Energy Future Holdings Corp.’s directors and chief executive officer were sued by hedge fund Aurelius Capital Management over claims that loans made within the power producer harmed creditors.
Texas Competitive Electric Holdings Co., a unit of Energy Future, is owed more than $725 million in additional interest after making loans to the parent company for billions of dollars over five years, Aurelius said in a complaint filed in federal court in Dallas.
“The loans did not reflect a fair transaction between the companies: No unaffiliated third party would have extended such loans,” Aurelius said in the March 19 complaint. Aurelius said it owns secured loans and bonds of Texas Competitive, without disclosing the amount it holds. It became a creditor in January 2011, according to the filing.

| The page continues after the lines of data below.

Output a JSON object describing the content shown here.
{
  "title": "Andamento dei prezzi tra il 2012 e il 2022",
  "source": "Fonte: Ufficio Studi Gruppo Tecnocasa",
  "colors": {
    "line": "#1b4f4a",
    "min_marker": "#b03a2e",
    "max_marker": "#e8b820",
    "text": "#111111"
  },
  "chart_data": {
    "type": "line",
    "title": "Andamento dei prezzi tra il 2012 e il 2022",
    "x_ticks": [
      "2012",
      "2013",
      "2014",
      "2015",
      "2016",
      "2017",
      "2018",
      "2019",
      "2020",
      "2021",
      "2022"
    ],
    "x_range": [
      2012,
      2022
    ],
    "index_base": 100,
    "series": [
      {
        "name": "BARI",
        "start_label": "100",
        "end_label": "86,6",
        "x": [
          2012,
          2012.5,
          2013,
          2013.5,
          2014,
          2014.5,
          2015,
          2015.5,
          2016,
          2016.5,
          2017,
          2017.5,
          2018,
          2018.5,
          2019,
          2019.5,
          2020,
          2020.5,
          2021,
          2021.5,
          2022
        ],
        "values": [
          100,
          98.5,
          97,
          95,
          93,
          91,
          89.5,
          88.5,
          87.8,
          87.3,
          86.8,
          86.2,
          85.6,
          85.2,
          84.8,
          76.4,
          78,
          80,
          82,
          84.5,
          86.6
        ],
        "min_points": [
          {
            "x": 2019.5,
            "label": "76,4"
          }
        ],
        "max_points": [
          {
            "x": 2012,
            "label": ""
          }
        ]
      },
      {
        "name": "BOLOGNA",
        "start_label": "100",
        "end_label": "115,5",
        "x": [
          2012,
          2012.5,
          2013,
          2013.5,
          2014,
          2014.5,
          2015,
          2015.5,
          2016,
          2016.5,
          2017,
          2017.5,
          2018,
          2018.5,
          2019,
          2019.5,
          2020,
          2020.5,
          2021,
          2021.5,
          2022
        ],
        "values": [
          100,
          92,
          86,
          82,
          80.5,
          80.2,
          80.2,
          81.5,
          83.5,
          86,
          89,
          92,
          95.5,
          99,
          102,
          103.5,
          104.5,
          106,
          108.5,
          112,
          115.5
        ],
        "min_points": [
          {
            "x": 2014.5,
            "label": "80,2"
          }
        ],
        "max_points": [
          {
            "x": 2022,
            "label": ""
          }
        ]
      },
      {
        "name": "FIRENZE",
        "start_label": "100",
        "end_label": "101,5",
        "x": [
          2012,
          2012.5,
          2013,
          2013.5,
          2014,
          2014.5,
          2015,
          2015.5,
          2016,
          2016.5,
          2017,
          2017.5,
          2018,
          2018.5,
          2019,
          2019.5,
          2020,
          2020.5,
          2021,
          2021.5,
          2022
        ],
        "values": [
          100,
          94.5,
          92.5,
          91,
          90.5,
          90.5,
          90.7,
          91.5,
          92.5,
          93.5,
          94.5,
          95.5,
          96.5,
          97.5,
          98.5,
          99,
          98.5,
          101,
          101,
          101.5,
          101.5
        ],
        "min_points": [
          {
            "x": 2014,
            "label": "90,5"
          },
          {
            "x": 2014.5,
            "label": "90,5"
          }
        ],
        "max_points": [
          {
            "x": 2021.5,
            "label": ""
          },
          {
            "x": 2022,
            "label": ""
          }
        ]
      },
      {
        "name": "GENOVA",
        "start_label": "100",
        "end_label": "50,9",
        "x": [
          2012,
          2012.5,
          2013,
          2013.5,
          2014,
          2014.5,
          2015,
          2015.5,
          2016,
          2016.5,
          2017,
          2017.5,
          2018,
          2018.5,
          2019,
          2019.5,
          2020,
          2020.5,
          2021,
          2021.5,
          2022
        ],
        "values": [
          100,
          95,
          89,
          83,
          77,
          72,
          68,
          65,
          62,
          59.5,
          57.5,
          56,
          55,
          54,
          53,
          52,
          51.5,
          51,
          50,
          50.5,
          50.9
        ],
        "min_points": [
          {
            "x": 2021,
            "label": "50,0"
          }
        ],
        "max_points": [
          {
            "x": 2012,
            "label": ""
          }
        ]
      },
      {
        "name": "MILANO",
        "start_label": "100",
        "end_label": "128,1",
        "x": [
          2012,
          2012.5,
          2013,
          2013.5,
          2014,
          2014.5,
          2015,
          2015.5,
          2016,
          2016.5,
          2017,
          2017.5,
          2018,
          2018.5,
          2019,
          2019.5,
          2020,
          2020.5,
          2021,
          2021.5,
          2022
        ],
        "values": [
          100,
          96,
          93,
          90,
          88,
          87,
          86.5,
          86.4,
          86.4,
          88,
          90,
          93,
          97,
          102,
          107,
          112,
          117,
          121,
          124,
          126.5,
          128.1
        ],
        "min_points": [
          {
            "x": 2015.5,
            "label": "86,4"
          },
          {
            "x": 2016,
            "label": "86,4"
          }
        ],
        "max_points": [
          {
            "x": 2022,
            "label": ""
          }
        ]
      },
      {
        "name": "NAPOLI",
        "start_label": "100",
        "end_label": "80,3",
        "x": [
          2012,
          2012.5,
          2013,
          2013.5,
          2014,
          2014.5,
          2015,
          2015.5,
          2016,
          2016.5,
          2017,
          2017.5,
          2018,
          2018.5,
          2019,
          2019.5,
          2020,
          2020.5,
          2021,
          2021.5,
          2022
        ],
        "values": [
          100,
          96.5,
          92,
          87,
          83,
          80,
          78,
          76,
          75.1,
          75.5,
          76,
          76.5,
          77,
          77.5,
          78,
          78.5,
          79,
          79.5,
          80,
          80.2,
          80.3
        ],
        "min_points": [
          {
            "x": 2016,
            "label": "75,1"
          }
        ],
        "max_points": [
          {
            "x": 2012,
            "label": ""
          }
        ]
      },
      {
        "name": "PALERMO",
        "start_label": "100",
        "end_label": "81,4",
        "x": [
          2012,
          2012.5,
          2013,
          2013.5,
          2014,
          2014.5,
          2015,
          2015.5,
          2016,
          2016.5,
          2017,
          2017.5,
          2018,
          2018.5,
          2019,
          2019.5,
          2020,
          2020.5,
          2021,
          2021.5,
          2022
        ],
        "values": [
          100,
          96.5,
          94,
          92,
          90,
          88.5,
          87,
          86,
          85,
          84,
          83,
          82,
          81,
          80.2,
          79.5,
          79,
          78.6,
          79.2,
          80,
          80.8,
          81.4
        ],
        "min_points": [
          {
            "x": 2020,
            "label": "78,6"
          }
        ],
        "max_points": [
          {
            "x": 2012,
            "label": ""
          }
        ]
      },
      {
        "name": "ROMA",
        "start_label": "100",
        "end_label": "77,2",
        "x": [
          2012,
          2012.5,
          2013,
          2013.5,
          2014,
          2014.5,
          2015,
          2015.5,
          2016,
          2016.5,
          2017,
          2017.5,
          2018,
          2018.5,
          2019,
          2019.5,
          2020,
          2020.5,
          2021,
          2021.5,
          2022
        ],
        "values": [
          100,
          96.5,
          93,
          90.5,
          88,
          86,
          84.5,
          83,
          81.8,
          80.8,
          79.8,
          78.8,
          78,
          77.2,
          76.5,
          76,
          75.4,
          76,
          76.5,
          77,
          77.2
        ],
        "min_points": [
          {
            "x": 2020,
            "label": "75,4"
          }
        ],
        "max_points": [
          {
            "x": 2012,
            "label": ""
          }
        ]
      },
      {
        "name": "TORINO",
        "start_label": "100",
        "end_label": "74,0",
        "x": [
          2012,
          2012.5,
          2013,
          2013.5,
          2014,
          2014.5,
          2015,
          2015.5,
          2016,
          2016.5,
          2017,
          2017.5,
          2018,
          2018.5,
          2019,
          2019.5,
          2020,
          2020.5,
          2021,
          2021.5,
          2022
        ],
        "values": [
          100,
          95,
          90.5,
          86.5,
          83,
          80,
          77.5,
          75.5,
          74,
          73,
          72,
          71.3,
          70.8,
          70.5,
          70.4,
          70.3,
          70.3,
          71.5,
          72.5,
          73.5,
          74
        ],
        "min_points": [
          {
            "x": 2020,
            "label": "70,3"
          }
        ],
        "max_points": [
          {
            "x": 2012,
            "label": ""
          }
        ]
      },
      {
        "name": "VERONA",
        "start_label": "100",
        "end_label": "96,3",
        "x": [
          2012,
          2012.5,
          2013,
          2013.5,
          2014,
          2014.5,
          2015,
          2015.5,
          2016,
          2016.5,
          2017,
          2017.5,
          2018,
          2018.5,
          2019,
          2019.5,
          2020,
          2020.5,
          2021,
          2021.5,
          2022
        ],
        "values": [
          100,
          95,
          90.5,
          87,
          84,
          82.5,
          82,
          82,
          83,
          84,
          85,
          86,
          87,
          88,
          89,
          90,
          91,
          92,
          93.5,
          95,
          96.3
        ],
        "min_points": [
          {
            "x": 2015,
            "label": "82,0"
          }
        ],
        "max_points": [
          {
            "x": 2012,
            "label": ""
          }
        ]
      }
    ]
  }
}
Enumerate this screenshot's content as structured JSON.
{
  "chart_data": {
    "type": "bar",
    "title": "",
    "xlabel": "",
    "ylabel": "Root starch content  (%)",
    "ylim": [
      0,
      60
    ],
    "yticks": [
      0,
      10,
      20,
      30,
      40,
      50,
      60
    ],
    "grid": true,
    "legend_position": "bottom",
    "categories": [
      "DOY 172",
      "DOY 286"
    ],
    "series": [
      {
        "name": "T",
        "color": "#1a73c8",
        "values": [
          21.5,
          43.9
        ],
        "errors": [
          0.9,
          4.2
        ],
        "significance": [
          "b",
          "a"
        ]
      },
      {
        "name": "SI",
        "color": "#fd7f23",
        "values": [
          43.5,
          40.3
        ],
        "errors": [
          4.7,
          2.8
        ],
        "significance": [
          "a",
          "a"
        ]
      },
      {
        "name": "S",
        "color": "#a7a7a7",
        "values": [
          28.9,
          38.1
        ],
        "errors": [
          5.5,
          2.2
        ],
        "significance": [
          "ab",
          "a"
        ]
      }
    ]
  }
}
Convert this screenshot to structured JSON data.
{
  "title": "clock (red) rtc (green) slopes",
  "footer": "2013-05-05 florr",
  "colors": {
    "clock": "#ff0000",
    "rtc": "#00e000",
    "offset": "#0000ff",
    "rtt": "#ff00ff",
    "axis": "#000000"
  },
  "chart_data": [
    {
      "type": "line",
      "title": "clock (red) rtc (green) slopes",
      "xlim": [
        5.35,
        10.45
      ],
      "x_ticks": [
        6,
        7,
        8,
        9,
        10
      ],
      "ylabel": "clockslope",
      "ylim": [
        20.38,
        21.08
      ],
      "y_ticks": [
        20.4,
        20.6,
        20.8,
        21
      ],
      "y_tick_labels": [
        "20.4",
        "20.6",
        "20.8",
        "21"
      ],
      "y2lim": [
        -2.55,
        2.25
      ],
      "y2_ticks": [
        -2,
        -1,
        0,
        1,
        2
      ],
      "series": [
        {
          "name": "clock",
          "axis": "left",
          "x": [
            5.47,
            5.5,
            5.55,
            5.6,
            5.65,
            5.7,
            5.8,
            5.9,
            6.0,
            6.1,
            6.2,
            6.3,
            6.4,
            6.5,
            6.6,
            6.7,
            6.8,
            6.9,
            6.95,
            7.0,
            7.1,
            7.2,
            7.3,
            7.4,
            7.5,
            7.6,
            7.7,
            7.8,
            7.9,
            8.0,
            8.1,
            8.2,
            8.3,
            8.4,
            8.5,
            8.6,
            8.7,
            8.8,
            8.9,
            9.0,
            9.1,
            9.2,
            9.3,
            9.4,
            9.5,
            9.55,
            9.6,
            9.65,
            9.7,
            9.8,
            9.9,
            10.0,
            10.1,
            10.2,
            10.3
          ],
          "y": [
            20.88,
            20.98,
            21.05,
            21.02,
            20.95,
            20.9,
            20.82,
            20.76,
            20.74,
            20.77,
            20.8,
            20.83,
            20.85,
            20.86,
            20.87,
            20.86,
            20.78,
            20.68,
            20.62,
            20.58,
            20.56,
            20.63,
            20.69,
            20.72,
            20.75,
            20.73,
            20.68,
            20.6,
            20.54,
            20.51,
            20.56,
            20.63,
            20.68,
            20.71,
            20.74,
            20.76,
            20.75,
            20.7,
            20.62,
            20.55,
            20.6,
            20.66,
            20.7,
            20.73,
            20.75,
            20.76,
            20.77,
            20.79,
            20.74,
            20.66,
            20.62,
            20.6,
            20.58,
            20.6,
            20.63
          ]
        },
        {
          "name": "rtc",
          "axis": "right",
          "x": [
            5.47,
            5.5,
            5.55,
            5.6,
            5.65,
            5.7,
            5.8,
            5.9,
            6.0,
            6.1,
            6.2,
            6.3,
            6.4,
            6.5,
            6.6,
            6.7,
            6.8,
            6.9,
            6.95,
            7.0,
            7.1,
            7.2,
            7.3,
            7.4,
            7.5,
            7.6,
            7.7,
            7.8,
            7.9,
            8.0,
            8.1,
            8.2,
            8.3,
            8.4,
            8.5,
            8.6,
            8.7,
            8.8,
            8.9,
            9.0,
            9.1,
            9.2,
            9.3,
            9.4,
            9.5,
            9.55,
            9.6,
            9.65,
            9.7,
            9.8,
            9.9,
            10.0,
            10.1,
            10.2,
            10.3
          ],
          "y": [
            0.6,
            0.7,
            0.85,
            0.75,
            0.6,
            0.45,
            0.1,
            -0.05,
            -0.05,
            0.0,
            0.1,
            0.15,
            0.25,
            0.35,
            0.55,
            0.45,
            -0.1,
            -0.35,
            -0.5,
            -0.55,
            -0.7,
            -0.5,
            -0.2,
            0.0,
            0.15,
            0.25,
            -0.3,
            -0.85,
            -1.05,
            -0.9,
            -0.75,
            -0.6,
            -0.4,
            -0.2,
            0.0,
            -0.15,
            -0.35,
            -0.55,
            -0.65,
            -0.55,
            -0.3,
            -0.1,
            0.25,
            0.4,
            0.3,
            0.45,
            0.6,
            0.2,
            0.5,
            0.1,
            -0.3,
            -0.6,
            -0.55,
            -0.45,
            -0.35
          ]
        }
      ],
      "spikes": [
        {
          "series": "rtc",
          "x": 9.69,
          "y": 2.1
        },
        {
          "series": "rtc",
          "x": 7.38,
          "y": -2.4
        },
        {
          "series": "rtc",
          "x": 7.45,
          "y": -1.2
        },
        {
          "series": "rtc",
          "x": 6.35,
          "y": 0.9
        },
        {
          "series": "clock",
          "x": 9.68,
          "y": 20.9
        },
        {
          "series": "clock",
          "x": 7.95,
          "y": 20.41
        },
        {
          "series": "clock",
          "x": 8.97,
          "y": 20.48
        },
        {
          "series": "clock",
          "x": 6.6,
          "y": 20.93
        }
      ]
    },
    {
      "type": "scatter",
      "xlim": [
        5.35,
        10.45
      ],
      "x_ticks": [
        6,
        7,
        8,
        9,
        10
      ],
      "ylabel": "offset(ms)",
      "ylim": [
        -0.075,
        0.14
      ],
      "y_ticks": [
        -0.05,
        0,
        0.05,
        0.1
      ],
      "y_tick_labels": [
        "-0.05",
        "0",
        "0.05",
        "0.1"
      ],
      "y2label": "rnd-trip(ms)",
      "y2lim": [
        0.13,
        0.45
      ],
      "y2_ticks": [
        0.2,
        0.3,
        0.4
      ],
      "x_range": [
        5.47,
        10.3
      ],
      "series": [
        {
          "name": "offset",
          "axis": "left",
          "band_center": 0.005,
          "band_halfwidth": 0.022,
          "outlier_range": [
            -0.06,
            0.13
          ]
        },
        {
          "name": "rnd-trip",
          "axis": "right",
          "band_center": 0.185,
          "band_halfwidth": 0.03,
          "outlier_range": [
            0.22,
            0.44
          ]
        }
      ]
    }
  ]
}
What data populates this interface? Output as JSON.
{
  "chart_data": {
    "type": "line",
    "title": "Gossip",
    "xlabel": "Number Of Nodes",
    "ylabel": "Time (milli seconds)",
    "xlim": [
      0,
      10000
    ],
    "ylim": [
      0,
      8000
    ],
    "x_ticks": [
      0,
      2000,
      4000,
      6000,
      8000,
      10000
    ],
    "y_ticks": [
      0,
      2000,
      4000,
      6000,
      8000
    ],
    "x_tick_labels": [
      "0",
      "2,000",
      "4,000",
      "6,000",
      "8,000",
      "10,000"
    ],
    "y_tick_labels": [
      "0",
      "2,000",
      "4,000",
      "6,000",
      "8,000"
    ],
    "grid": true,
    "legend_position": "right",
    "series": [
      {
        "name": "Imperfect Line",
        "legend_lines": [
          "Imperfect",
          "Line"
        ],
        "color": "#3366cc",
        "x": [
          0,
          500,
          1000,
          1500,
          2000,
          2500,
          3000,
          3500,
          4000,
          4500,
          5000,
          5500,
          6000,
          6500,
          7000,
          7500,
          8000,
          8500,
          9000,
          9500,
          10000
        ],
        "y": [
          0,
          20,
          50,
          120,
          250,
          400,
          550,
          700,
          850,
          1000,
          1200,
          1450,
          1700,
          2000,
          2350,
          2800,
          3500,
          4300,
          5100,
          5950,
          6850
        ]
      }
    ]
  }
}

Energy Future, formerly known as TXU Corp., was taken over in a $48 billion deal in 2007 led by private-equity firms KKR & Co. (KKR) and TPG Capital. The buyout of Dallas-based Energy Future was a bet that would have paid off had natural-gas prices increased. Instead, the prices, which set the cost of electricity in the Texas market, have fallen about 71 percent since July 2008.
Hedging contracts that Energy Future sold to shield against fluctuations in gas prices are expiring and will disappear entirely by the end of 2014, which may worsen losses. Energy Future lost $3.36 billion last year, a wider deficit than its $1.91 billion shortfall in 2011, according to data compiled by Bloomberg.
Texas Competitive’s $1.23 billion of 15 percent, second- lien bonds due in April 2021 were unchanged yesterday at a price of 25.5 cents on the dollar, according to Trace, the bond-price reporting system of the Financial Industry Regulatory Authority. Energy Future’s $2.18 billion of 10 percent first-lien bonds maturing in December 2020 rose 0.13 cent on the dollar to 113.75 cents yesterday to yield 7.6 percent, according to Trace.
The power producer faces a “material restructuring” within 12 months, Moody’s Investors Service said in a Feb. 26 note.
Deloitte & Touche LLP, Energy Future’s independent auditor, included a note in the company’s latest annual report emphasizing its debt, interest payments and ability to tackle about $3.8 billion of debt maturing at its Texas Competitive unit in October 2014. The auditor said its unqualified opinion that Energy Future’s finances are sound is “dependent upon the completion of one or more actions” the company has said it may pursue.
Those “transactions and initiatives” include debt exchanges, recapitalizations, amendments and extensions of debt, and debt-for-equity exchanges or conversions, according to Energy Future’s financial statements in its annual report.
The power producer received consents from creditors to extend the maturity date on more than $17 billion in loans in April 2011, and this year lenders agreed to exchange $1.37 billion of bonds and to amend rules governing its securities as Energy Future shifted liabilities to a subsidiary.
The cost to protect the debt of Energy Future through five- year credit-default swaps increased to 29.2 percent upfront in New York, from 28.2 percent on March 19, according to data provider CMA, which is owned by McGraw-Hill Cos. (MHP) and compiles prices quoted by dealers in the privately negotiated market. Credit-default swaps typically rise as investor confidence deteriorates and fall as it improves.
Allan Koenig, an Energy Future spokesman, declined to comment on the lawsuit. The company said in a 2011 letter to Aurelius that the hedge fund’s claims were unfounded and accused it of trying to manipulate the credit default swaps market to its advantage.
In the lawsuit, Aurelius said Texas Competitive has been insolvent since 2010. Defendants in the case include CEO John Young and directors of Energy Future and Texas Competitive.
Aurelius said in its complaint that the loans were made from November 2007 to this January. The average amount outstanding was $1 billion on a quarterly basis, according to the complaint.
The market was paying yields two to four times higher than what Texas Competitive was paid, Aurelius said. The interest was at least $725 million less than what Energy Future would have paid had the loans been made “for reasonably equivalent value,” according to the filing.
In August 2011, the hedge fund asked the International Swaps and Derivatives Association to determine whether Texas Competitive was insolvent, which would trigger payouts on $1.2 billion of credit-default swaps linked to the utility provider’s debt. The derivatives industry group ruled against Aurelius in that case.
The case is Aurelius Capital Master Ltd. v. Acosta, 13- cv-01173, U.S. District Court, Northern District of Texas (Dallas).